Origin of chromosomal abnormalities in nuclear transplants—A reevaluation of nuclear differentiation and nuclear equivalence in amphibians

Abstract

Previous transplantation tests of amphibian nuclei derived from advanced somatic and germinal cell types have demonstrated that most of these nuclei have acquired developmental restrictions during embryogenesis. The nature of these restrictions has been revealed in part through chromosomal studies of abnormal nuclear transplants. In these studies, it has been found that the developmental restrictions in the nuclear transplants are accompanied in most cases by karyotypic alterations. In order to determine the origin of these chromosomal aberrations and thereby gain some understanding of the chromosomal changes accompanying normal embryogenesis, we have studied the nuclear and chromosomal morphology of nuclear transplants within the first 8 hours after nuclear transplantation. These studies carried out on nuclei of determined endodermal cells demonstrate that in most cases the origin of these chromosomal aberrations is traceable to the initial responses of the transplanted nucleus to the cytoplasm of the recipient egg. Many transplanted endodermal nuclei fail to undergo sufficient nuclear enlargement and chromatin decondensation. As a result of these events, chromatid bridges arise during the first mitotic cleavage and subsequent to chromatid breakage at late anaphase, variable deletions in chromosomes occur. These different amounts of genetic losses then lead to variable abnormal development in nuclear transplants and ultimately are the cause of developmental arrest.
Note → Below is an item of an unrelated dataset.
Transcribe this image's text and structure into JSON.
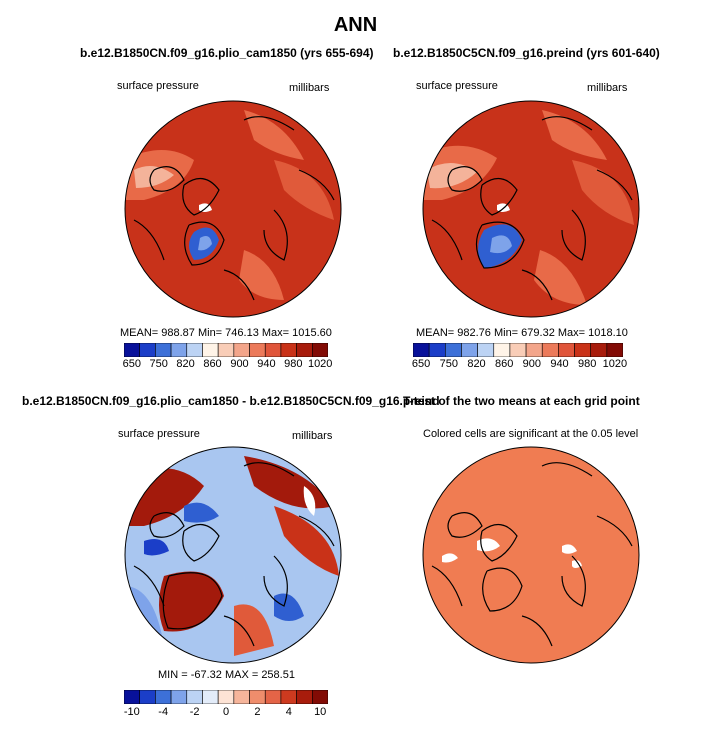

The results of these studies indicate that during embryogenesis the chromosomes of many endodermal nuclei have acquired restrictions in the form of condensed or compact chromatin (heterochromatin). Furthermore, these restrictions are not reversed completely by transplantation into young egg cytoplasm; and consequently, the complete expression of the transplanted nucleus is prevented. The significance of these findings is discussed in relation to our current understanding of nuclear differentiation in amphibians.